In this article, I will be focusing on a type of machine learning referred to as Convolutional Neural Network (CNN). It’s a deep learning method inspired by the way our visual cortex processes images through receptive fields whereby individual retinal neurons receive stimuli from different regions of our visual field and information from multiple retinal neurons are later passed on to neurons further down the chain.
Likewise, CNN has a feed-forward neural network architecture that relies on multiple layers of convolution and pooling, followed by one or more fully connected layers. Convolution or pooling operations are carried out on information from one layer and the results are passed on to a deeper layer of the network. CNN is frequently used on image datasets although it also has applications in natural language processing. You can build your CNN image classification model from scratch through deep learning frameworks like Tensorflow or use a pre-built CNN architecture like VGG-16 and Inception V3.
Given the right amount of training data and a proper CNN architecture, one often can get results with impressive accuracy. Recently, CNN has been gaining popularity in the field of Digital Pathology and it is interesting to note a Pubmed search for “Convolutional Neural Network” and “Pathology” retrieved close to 100 articles, the majority of which were published in the past 3 years.

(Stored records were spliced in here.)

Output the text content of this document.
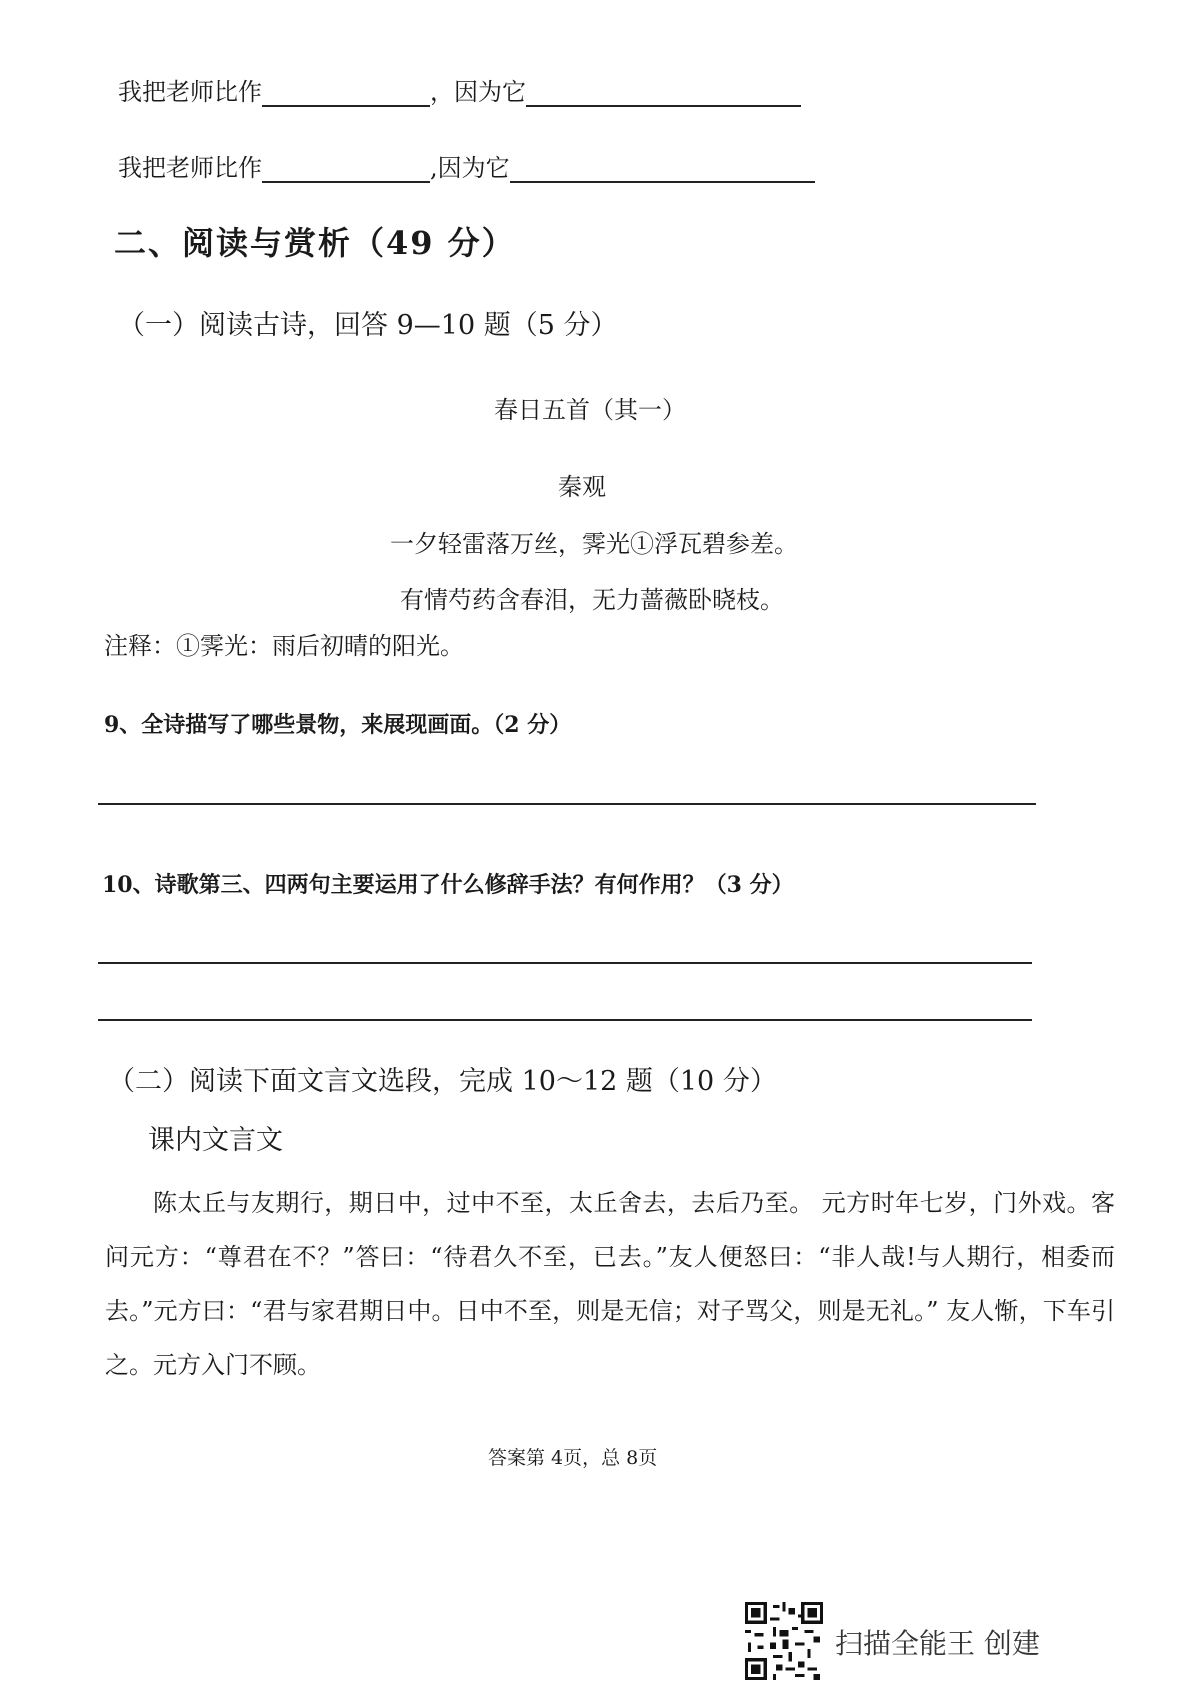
我把老师比作	，因为它
我把老师比作	,因为它
二、阅读与赏析（49 分）
（一）阅读古诗，回答 9—10 题（5 分）
春日五首（其一）
秦观
一夕轻雷落万丝，霁光①浮瓦碧参差。
有情芍药含春泪，无力蔷薇卧晓枝。
注释：①霁光：雨后初晴的阳光。
9、全诗描写了哪些景物，来展现画面。（2 分）
10、诗歌第三、四两句主要运用了什么修辞手法？有何作用？（3 分）
（二）阅读下面文言文选段，完成 10～12 题（10 分）
课内文言文
陈太丘与友期行，期日中，过中不至，太丘舍去，去后乃至。 元方时年七岁，门外戏。客问元方：“尊君在不？”答曰：“待君久不至，已去。”友人便怒曰：“非人哉!与人期行，相委而去。”元方曰：“君与家君期日中。日中不至，则是无信；对子骂父，则是无礼。” 友人惭，下车引之。元方入门不顾。
答案第 4页，总 8页
扫描全能王 创建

As an exercise, I recently took 144 images (72 benign + 72 malignant) from the paper “Pigeons (Columba livia) as trainable observers of pathology and radiology breast cancer images” and extracted 4096 features from each image using VGG-16 with Orange (software) as the machine learning platform. The 4096 feature variables are derived through VGG-16 by running an image through VGG-16 and stripping the last fully connected layer from the model. Models were built with the data and trained using several machine learning algorithms such as logistic regression, SVM, and random forest.

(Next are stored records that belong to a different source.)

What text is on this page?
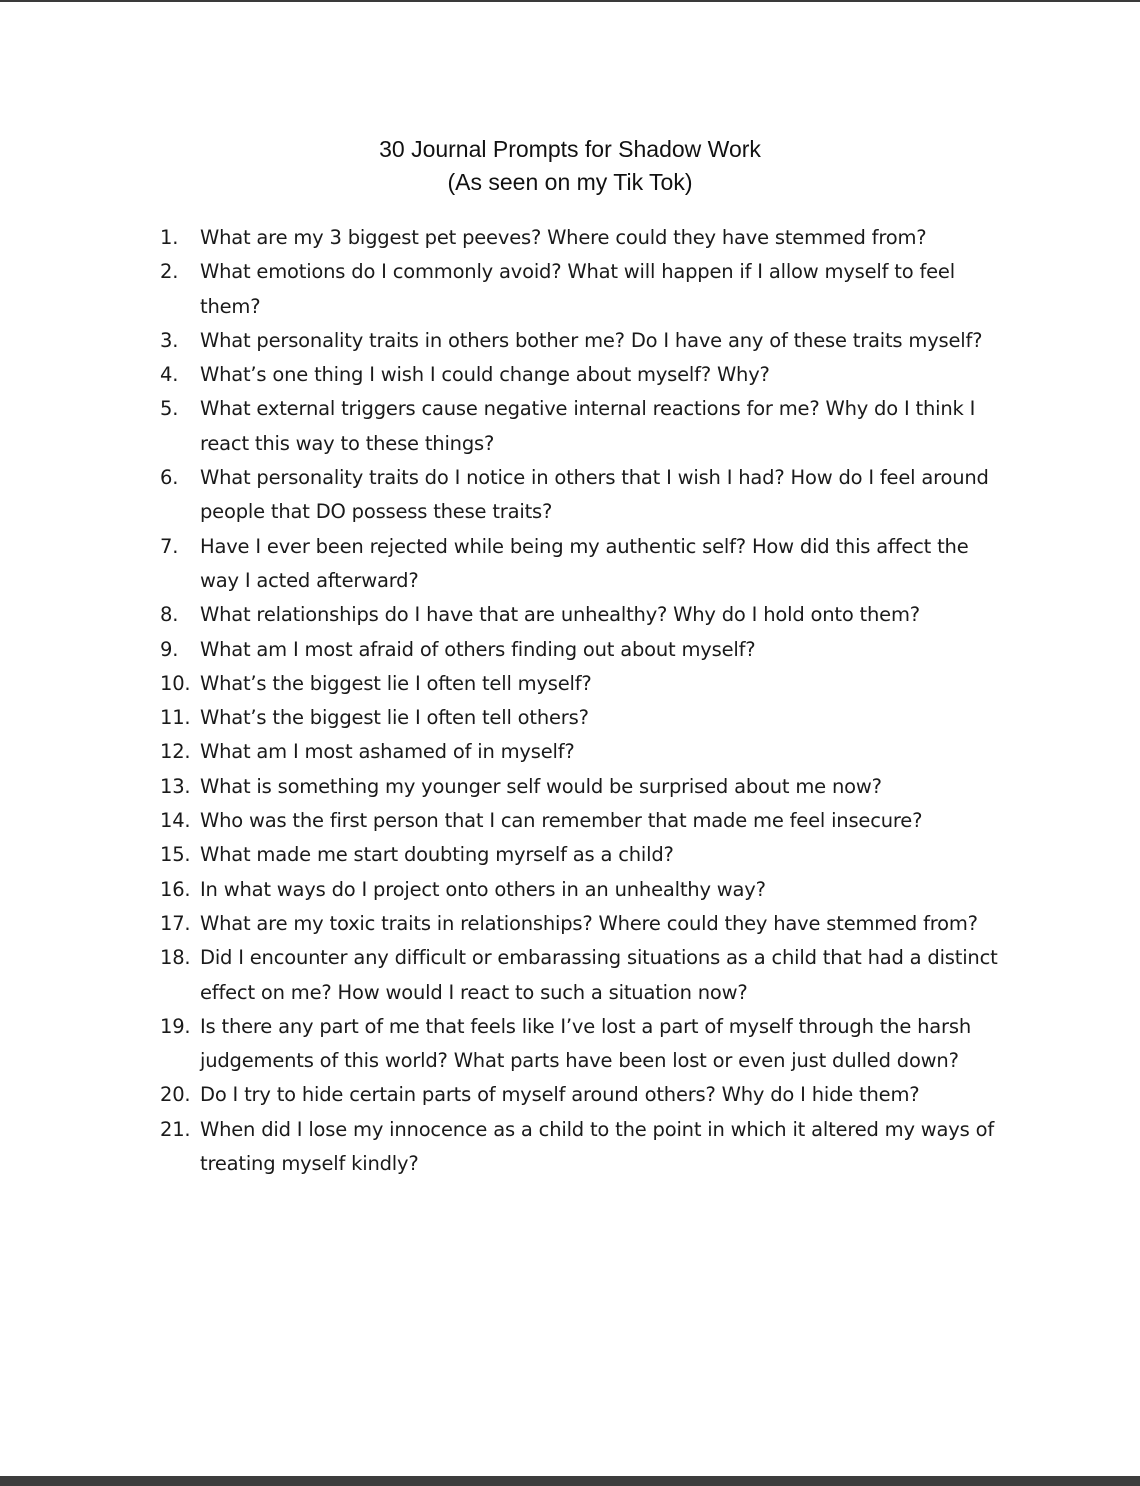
30 Journal Prompts for Shadow Work
(As seen on my Tik Tok)
1.	What are my 3 biggest pet peeves? Where could they have stemmed from?
2.	What emotions do I commonly avoid? What will happen if I allow myself to feel them?
3.	What personality traits in others bother me? Do I have any of these traits myself?
4.	What’s one thing I wish I could change about myself? Why?
5.	What external triggers cause negative internal reactions for me? Why do I think I react this way to these things?
6.	What personality traits do I notice in others that I wish I had? How do I feel around people that DO possess these traits?
7.	Have I ever been rejected while being my authentic self? How did this affect the way I acted afterward?
8.	What relationships do I have that are unhealthy? Why do I hold onto them?
9.	What am I most afraid of others finding out about myself?
10. What’s the biggest lie I often tell myself?
11. What’s the biggest lie I often tell others?
12. What am I most ashamed of in myself?
13. What is something my younger self would be surprised about me now?
14. Who was the first person that I can remember that made me feel insecure?
15. What made me start doubting myrself as a child?
16. In what ways do I project onto others in an unhealthy way?
17. What are my toxic traits in relationships? Where could they have stemmed from?
18. Did I encounter any difficult or embarassing situations as a child that had a distinct effect on me? How would I react to such a situation now?
19. Is there any part of me that feels like I’ve lost a part of myself through the harsh judgements of this world? What parts have been lost or even just dulled down?
20. Do I try to hide certain parts of myself around others? Why do I hide them?
21. When did I lose my innocence as a child to the point in which it altered my ways of treating myself kindly?
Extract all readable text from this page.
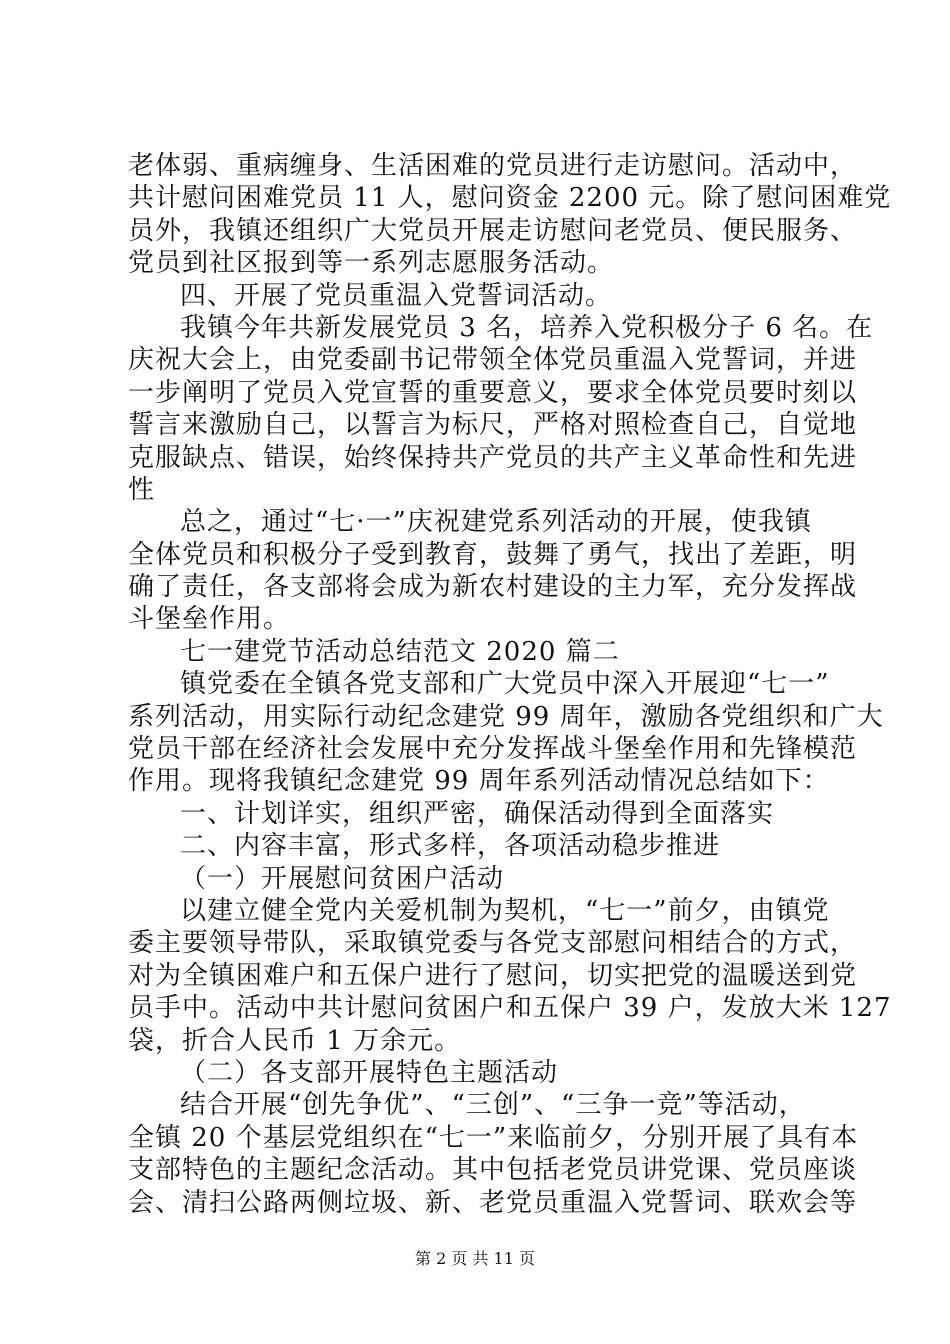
老体弱、重病缠身、生活困难的党员进行走访慰问。活动中，
共计慰问困难党员 11 人，慰问资金 2200 元。除了慰问困难党
员外，我镇还组织广大党员开展走访慰问老党员、便民服务、
党员到社区报到等一系列志愿服务活动。
四、开展了党员重温入党誓词活动。
我镇今年共新发展党员 3 名，培养入党积极分子 6 名。在
庆祝大会上，由党委副书记带领全体党员重温入党誓词，并进
一步阐明了党员入党宣誓的重要意义，要求全体党员要时刻以
誓言来激励自己，以誓言为标尺，严格对照检查自己，自觉地
克服缺点、错误，始终保持共产党员的共产主义革命性和先进
性
总之，通过“七·一”庆祝建党系列活动的开展，使我镇
全体党员和积极分子受到教育，鼓舞了勇气，找出了差距，明
确了责任，各支部将会成为新农村建设的主力军，充分发挥战
斗堡垒作用。
七一建党节活动总结范文 2020 篇二
镇党委在全镇各党支部和广大党员中深入开展迎“七一”
系列活动，用实际行动纪念建党 99 周年，激励各党组织和广大
党员干部在经济社会发展中充分发挥战斗堡垒作用和先锋模范
作用。现将我镇纪念建党 99 周年系列活动情况总结如下：
一、计划详实，组织严密，确保活动得到全面落实
二、内容丰富，形式多样，各项活动稳步推进
（一）开展慰问贫困户活动
以建立健全党内关爱机制为契机，“七一”前夕，由镇党
委主要领导带队，采取镇党委与各党支部慰问相结合的方式，
对为全镇困难户和五保户进行了慰问，切实把党的温暖送到党
员手中。活动中共计慰问贫困户和五保户 39 户，发放大米 127
袋，折合人民币 1 万余元。
（二）各支部开展特色主题活动
结合开展“创先争优”、“三创”、“三争一竞”等活动，
全镇 20 个基层党组织在“七一”来临前夕，分别开展了具有本
支部特色的主题纪念活动。其中包括老党员讲党课、党员座谈
会、清扫公路两侧垃圾、新、老党员重温入党誓词、联欢会等
第 2 页 共 11 页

Evaluation through 10-fold cross-validation and random sampling using a training set size of 70% yielded ROC AUC scores ranging from 0.888 to 0.96 and classification accuracies ranging from 0.819 to 0.91. For comparison, in the original paper from which the images were procured, a single Pigeon trained on one subset of the images and tested on another subset managed to achieve a classification accuracy of 0.85. A similarity grid based on multidimensional scaling can be used to illustrate the feature differences between malignant and benign images. Even with a limited dataset, the signals derived from the VGG-16 features were sufficient to show a transition from benign to malignant images:
Additionally, dimensional reduction on the VGG-16 feature set using t-SNE (t-distributed stochastic neighbour embedding) with cosine distances showed separate clusters for benign (blue) and malignant (red) images:
The VGG-16 model used in the experiment was pre-trained on the ImageNet image database. It is amazing it performed as well as it did considering none of the ImageNet images were based on histological material. It was trained on over a million images belonging to 1000 classes comprising real-world objects such as animals, cars, and tables.
Since the histological images did not belong to any of the 1000 classes, the last layer of the VGG-16 architecture was not necessary in this experiment. It would have given the probabilities of which of the 1000 classes the images belonged to, none of which are true in this case. Also, the second to the last layer had 4096 values, which would be more informative in the current prediction. Training a new CNN model with a purely histopathological image dataset should further improve prediction accuracy but it would take considerable effort to collect millions of images and model training is expected to take several days to complete. A smaller image database would still work but larger datasets should give better classification accuracies.
With its current track record, CNN holds promise in augmenting the practice of pathology. Potential applications include pre-screening slides for malignancy and aiding the pathologist in searching for mitosis and counting different categories of cells in bone marrow smears, both tasks considered mundane and boring for a pathologist.
Jerome Cheng is a Clinical Assistant Professor of Pathology in the Division of Pathology, University of Michigan. His research interests include image analysis, natural language processing, data mining, and machine learning of medical datasets.